The Balassa-Samuelson Effect:
This explains why currencies of faster-growing economies tend to appreciate in real terms. The mechanism:
- Productivity growth in tradeable goods (manufacturing, tech) tends to be faster in rapidly developing countries
- Wages in the tradeable sector rise with productivity
- Wages in the non-tradeable sector (services, government) also rise because workers can switch sectors
- But productivity in services hasn't increased, so higher wages mean higher service prices
- The overall price level rises faster than in slower-growing countries
- If the nominal exchange rate doesn't fully depreciate, the real exchange rate appreciates
Example:
Consider Meridia, a fast-growing emerging market:
- Manufacturing productivity grows 6% per year (vs. 2% in the US)
- Service sector productivity grows 1% per year in both countries
- Wages in Meridia rise 5% across all sectors (pulled up by manufacturing)
- Service prices in Meridia rise ~4% per year (wage growth minus low productivity growth)
- US service prices rise ~1% per year
- Meridia's CPI rises 3% more than US CPI
- The Meridian peso appreciates ~3% per year in real terms
Other Drivers of Real Exchange Rate Trends:
| Factor | Direction | Example |
|---|---|---|
| Balassa-Samuelson | Appreciation for high-growth countries | China 2005-2015 |
| Terms of trade | Appreciation for commodity exporters when prices rise | Australia during mining boom |
| Government spending | Appreciation if spending falls on non-tradables | — |
| Net foreign assets | Appreciation for creditor nations | Japan, Switzerland |
Investment Implications:
At Pinnacle Global Asset Management, an analyst forecasting the Chinese yuan must distinguish between:
- Nominal depreciation (if China has higher inflation than the US) implied by PPP
- Real appreciation driven by Balassa-Samuelson (productivity convergence)

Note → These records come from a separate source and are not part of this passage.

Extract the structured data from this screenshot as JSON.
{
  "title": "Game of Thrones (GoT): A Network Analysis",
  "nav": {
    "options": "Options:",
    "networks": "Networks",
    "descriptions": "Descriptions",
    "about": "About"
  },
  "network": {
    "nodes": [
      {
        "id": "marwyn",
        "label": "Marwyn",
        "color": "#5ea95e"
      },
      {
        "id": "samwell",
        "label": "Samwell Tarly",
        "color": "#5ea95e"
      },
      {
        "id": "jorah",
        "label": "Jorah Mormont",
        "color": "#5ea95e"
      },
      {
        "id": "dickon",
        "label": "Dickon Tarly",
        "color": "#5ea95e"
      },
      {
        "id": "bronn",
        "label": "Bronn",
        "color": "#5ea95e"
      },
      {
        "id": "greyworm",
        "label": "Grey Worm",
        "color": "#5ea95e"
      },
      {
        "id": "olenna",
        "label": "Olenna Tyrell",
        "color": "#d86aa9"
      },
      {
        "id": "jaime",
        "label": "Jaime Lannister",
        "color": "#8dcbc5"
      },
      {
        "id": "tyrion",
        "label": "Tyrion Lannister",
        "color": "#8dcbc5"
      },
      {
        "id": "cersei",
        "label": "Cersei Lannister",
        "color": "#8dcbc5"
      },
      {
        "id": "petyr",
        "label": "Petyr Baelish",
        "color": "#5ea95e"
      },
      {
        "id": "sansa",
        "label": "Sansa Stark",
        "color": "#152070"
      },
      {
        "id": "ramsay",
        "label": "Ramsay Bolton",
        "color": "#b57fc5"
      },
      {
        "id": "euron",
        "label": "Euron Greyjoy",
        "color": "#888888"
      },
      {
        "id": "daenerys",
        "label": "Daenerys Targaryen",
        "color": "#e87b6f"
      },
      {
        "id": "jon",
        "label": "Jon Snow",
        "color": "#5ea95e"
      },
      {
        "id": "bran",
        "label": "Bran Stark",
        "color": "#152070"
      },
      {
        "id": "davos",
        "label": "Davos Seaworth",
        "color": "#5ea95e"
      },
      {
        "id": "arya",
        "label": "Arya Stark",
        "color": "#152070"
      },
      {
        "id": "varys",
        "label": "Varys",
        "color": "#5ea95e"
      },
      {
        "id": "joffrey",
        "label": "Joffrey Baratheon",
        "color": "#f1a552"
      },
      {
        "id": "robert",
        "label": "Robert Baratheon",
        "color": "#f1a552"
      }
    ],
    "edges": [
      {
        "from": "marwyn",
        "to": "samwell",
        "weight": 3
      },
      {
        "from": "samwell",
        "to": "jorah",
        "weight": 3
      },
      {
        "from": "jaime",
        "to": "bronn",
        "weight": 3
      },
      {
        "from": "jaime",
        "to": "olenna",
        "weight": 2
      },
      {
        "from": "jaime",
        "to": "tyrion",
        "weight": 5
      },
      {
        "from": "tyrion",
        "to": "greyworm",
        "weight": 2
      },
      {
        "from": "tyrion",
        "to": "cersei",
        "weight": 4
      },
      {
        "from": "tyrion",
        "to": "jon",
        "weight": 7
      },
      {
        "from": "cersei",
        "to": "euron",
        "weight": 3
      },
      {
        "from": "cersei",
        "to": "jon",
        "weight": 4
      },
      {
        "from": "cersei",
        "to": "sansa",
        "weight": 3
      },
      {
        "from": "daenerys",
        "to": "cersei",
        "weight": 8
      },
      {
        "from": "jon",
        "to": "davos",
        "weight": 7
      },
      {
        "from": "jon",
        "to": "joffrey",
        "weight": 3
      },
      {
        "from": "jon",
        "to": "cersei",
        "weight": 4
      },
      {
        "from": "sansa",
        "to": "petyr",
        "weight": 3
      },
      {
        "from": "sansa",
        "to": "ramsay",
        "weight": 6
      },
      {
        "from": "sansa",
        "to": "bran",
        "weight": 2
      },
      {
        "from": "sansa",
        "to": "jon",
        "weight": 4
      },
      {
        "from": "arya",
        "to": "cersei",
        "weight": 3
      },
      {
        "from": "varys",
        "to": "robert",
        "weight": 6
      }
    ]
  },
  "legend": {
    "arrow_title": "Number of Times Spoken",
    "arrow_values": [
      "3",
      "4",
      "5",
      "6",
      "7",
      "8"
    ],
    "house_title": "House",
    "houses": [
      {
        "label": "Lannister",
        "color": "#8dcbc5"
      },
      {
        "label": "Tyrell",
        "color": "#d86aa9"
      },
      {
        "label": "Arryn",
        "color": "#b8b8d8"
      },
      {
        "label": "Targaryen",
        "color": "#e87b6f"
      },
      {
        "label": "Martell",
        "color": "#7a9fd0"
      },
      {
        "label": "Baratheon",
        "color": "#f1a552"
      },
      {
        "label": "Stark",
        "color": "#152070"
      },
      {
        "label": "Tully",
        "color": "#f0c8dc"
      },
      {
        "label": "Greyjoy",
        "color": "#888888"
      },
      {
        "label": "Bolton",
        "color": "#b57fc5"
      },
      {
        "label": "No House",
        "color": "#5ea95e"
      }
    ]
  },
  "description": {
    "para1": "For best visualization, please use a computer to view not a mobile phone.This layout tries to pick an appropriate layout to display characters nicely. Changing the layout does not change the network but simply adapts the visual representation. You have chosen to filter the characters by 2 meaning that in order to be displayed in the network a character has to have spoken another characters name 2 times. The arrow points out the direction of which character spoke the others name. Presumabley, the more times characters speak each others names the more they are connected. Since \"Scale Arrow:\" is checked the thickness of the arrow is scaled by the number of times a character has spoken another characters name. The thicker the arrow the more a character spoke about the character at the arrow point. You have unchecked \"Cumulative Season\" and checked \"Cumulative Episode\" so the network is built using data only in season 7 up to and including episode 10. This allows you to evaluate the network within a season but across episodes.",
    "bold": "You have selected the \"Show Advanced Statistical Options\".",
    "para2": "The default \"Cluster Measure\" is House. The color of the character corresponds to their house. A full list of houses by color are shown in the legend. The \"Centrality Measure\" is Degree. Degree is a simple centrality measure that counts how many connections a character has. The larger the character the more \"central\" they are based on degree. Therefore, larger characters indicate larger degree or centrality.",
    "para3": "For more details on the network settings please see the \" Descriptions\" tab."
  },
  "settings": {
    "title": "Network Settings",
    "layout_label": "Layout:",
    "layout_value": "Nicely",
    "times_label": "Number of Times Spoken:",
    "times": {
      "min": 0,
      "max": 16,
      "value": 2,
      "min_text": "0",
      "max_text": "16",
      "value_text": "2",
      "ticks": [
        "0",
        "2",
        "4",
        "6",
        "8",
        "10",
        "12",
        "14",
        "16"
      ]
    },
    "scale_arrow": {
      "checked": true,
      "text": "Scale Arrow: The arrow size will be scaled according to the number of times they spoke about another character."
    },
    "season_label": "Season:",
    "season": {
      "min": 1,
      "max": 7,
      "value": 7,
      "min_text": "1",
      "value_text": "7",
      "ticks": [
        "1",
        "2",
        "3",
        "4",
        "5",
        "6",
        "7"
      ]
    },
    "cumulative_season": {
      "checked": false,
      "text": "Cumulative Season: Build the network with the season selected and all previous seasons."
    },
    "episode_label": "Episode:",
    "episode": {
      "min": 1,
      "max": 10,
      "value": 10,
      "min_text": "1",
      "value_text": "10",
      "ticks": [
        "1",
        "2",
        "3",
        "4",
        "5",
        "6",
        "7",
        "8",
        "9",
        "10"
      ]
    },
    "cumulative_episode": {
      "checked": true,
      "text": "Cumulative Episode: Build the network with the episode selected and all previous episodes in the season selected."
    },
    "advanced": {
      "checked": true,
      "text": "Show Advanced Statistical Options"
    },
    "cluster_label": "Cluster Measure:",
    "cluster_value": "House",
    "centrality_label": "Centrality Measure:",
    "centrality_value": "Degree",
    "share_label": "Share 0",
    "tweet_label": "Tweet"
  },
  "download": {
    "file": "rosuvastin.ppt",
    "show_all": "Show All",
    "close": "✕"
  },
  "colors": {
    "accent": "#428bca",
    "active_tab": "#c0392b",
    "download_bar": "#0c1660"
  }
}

The net nominal exchange rate movement depends on which force dominates.
Exam tip: CFA Level II often asks whether a country's real exchange rate is expected to appreciate or depreciate. Look for clues about relative productivity growth rates, terms of trade changes, and fiscal policy. The Balassa-Samuelson effect means fast-growing EM currencies should appreciate in real terms even if PPP suggests depreciation.